Long-term L1 execution layer proposal: replace the EVM with RISC-V

Compilation is clearly beneficial for direct (CPU/GPU) execution.

For ZKP, it’s more tricky. SNARKs do not prove the program execution directly, but rather prove knowledge of the program execution trace (on some input).
Let’s assume f(x) is our program, x is some input to the program, w is the program execution trace (in some form). There is also some circuit C(x, w, y) to check the trace validity, i.e. C(x, w, f(x)) should output true for valid traces.
A SNARK prover typically proves satisfiability of such circuit (and that it knows the w witness), which is existentially quantified (due to the additional parameter w) and (in case of proving program execution) uniform (inputs/traces of different lengths are served by the same circuit).

So, it’s drastically different from the direct execution. The difference is critical for performance, as you can transform evaluation (sub)problems to circuit satisfiability (sub)problems, which might be much cheaper to prove (e.g. for proving 1 / a operation one has to provide some b and check that a * b == 1, while calculating the inverse directly will require proving much more intermediate steps).

Moreover, since the execution trace is available to prover it can select a cheaper implementation option, depending on the concrete trace content. E.g. a value can be u256 in general, but a particular occurrence can fit byte, so its properties/operations can be proved using less steps than the full u256 value.

So, the ability to inspect the trace can largely compensate absence of compilation. Static analyses/optimizations can still benefit ZKP (a call site can be recognized statically as monomorphic, so one can skip proving branch decisions). However, such optimizations are not that trivial to implement in practice:

• one need to withstand “JIT bombs” attacks
• one should prove somehow that such optimizations preserve semantics

With that said, I generally agree that compilation is the right direction. However, in the case of ZK proving of EVM code execution it’s not really clear whether compilation worth implementing given the associated costs. The EVM+EOF would definitely help here (e.g. static analysis, separate validation).
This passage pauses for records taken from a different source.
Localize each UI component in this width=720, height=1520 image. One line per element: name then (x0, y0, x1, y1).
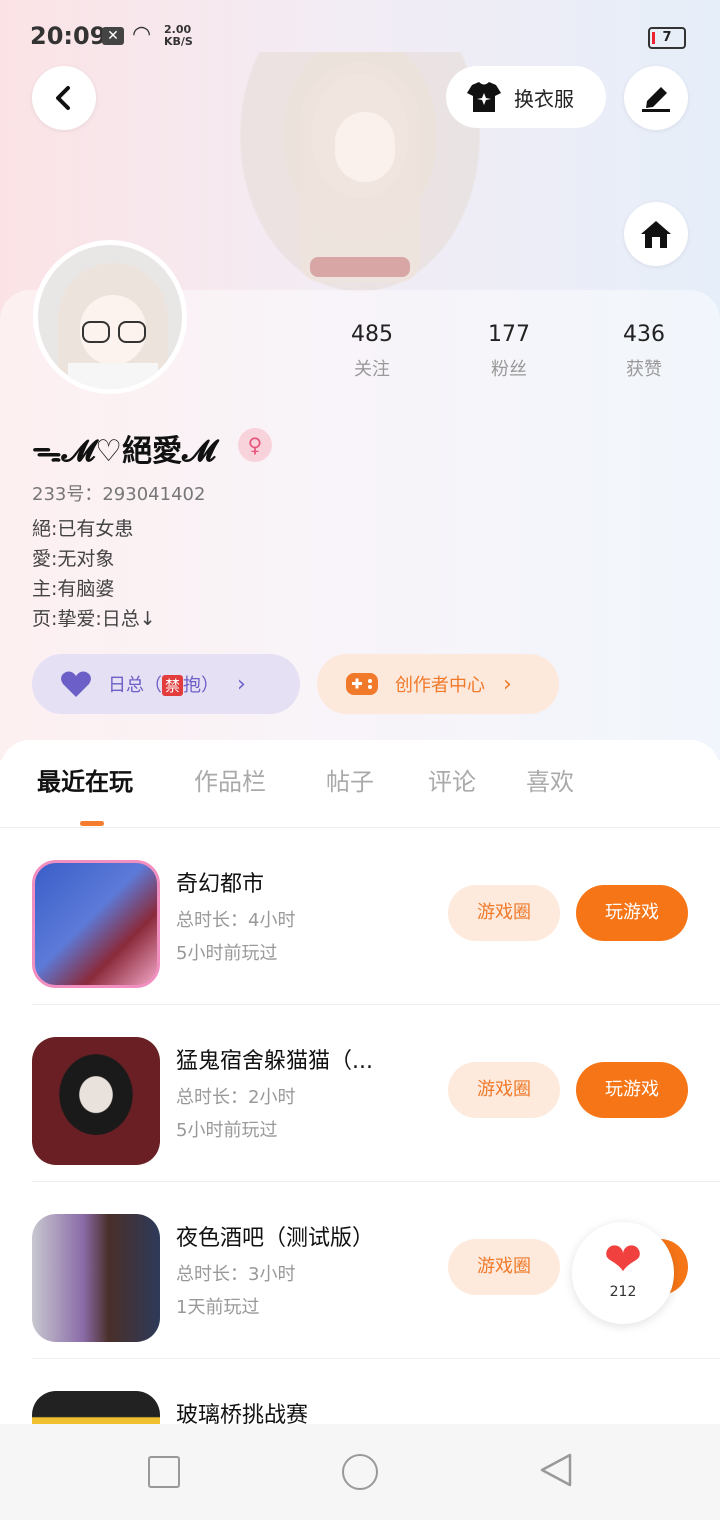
game-circle-button[interactable]: 游戏圈 (448, 1062, 560, 1118)
stat-value: 436 (623, 322, 665, 347)
creator-center-button[interactable]: 创作者中心 › (317, 654, 559, 714)
recents-button[interactable] (148, 1456, 180, 1488)
wifi-icon: ◠ (132, 22, 152, 47)
notification-icon: ✕ (102, 27, 124, 45)
chevron-right-icon: › (237, 671, 246, 697)
game-title: 夜色酒吧（测试版） (176, 1226, 375, 1251)
game-title: 猛鬼宿舍躲猫猫（... (176, 1049, 373, 1074)
gamepad-icon (346, 673, 378, 695)
tab-recently-played[interactable]: 最近在玩 (37, 762, 133, 797)
system-nav-bar (0, 1424, 720, 1520)
stat-following[interactable]: 485 关注 (322, 322, 422, 381)
tab-comments[interactable]: 评论 (428, 762, 476, 797)
change-outfit-label: 换衣服 (514, 86, 574, 111)
back-nav-button[interactable] (538, 1452, 574, 1488)
stat-label: 获赞 (626, 359, 662, 380)
female-gender-icon: ♀ (238, 428, 272, 462)
stat-followers[interactable]: 177 粉丝 (459, 322, 559, 381)
stat-value: 177 (488, 322, 530, 347)
battery-icon: 7 (648, 27, 686, 49)
game-title: 玻璃桥挑战赛 (176, 1403, 309, 1424)
tab-posts[interactable]: 帖子 (326, 762, 374, 797)
game-meta: 总时长：3小时 1天前玩过 (176, 1264, 296, 1318)
floating-like-button[interactable]: ❤ 212 (572, 1222, 674, 1324)
tab-indicator (80, 821, 104, 826)
stat-value: 485 (351, 322, 393, 347)
heart-icon: ❤ (603, 1232, 643, 1286)
like-count: 212 (609, 1284, 637, 1300)
home-button[interactable] (624, 202, 688, 266)
game-icon (32, 1214, 160, 1342)
banned-badge: 禁 (162, 675, 184, 696)
home-nav-button[interactable] (342, 1454, 378, 1490)
back-button[interactable] (32, 66, 96, 130)
profile-tabs: 最近在玩 作品栏 帖子 评论 喜欢 (0, 762, 720, 826)
user-id: 233号：293041402 (32, 484, 206, 505)
game-icon (32, 1037, 160, 1165)
creator-center-label: 创作者中心 (395, 675, 485, 696)
game-icon (32, 860, 160, 988)
game-meta: 总时长：4小时 5小时前玩过 (176, 910, 296, 964)
stat-likes[interactable]: 436 获赞 (594, 322, 694, 381)
heart-icon (61, 671, 91, 697)
play-game-button[interactable]: 玩游戏 (576, 885, 688, 941)
game-row[interactable]: 奇幻都市 总时长：4小时 5小时前玩过 游戏圈 玩游戏 (0, 828, 720, 1005)
status-pill-label: 日总（禁抱） (108, 675, 220, 696)
game-meta: 总时长：2小时 5小时前玩过 (176, 1087, 296, 1141)
pen-icon (642, 87, 670, 112)
game-row[interactable]: 玻璃桥挑战赛 (0, 1359, 720, 1424)
game-row[interactable]: 猛鬼宿舍躲猫猫（... 总时长：2小时 5小时前玩过 游戏圈 玩游戏 (0, 1005, 720, 1182)
nickname: ᯓ𝓜♡絕愛𝓜 (32, 434, 216, 469)
stat-label: 关注 (354, 359, 390, 380)
stat-label: 粉丝 (491, 359, 527, 380)
shirt-icon (467, 82, 501, 112)
game-circle-button[interactable]: 游戏圈 (448, 1239, 560, 1295)
chevron-right-icon: › (503, 671, 512, 697)
cover-character-image (240, 52, 480, 292)
status-pill-button[interactable]: 日总（禁抱） › (32, 654, 300, 714)
home-icon (641, 221, 671, 248)
edit-profile-button[interactable] (624, 66, 688, 130)
network-speed: 2.00 KB/S (164, 23, 193, 48)
tab-works[interactable]: 作品栏 (194, 762, 266, 797)
game-icon (32, 1391, 160, 1424)
clock: 20:09 (30, 22, 107, 50)
avatar[interactable] (33, 240, 187, 394)
play-game-button[interactable]: 玩游戏 (576, 1062, 688, 1118)
game-title: 奇幻都市 (176, 872, 265, 897)
tab-likes[interactable]: 喜欢 (526, 762, 574, 797)
chevron-left-icon (56, 86, 70, 110)
profile-bio: 絕:已有女患 愛:无对象 主:有脑婆 页:挚爱:日总↓ (32, 518, 156, 630)
change-outfit-button[interactable]: 换衣服 (446, 66, 606, 128)
game-circle-button[interactable]: 游戏圈 (448, 885, 560, 941)
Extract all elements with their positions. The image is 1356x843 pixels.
Compilation is of course useful in it’s own right. What I’m trying do here though is avoid the apparently high overheads of proving a program on an EVM interpreter written in RISC-V rather than proving a program written in RISV-V. Or even better, directly prove EVM programs.

This is the best option IMO.
It’s strange that Vitalik didn’t even consider it.

Makes sense. I take it that compiling from Rust you would see the same difficulties?

CPU-oriented code generation/optimization makes it more difficult to apply ZKP-oriented optimizations. So, with Rust → RISC-V approach to ZKP, one wants to rollback CPU-specific decisions, which can be difficult.

EVM bytecode retains more high-level info, so it’s better in that respect. EVM+EOF is even better here. YUL should be more or less the same. YUL with finer grained type info should be better.

One exception here is that RISC-V code operates with 32bit (64bit) values vs 256bit in case of EVM. So it retains stricter value bounds. It’s not a huge advantage since ZKP prover can inspec traces on the fly.

However, in case of (ZKP proving of) Rust smart-contracts one can start from IR like MLIR, or translate to LLZK.

OK. There is a trade-off - EOF’s structured functions - like Wasm’s, make linear-time interprocedural optimization difficult-to-impossible. I think the worst case is a quadratic, though one static analyst told me there are analyses that dynamic jumps render exponential or even undecidable.

Thanks. We are getting pretty far past my understanding of ZK. But my overall take remains that RISC-V probably has some advantages, but they don’t begin to outweigh the cost of replacing the EVM (and its large and growing ecosystem) with a different one.

long live ethererum …

Well, we are discussing problems that users do not really have.

There is absolutely no need to “prove” blockchain using ZK. It is a solution in search of a problem.

Blockchain is proven by re-executing the same code on zillions of nodes.

Bitcoin has done it from the beginning. ZK is just inferior, slow and complex. There is no need to modify EVM to make slow and complex ZK run just a little faster.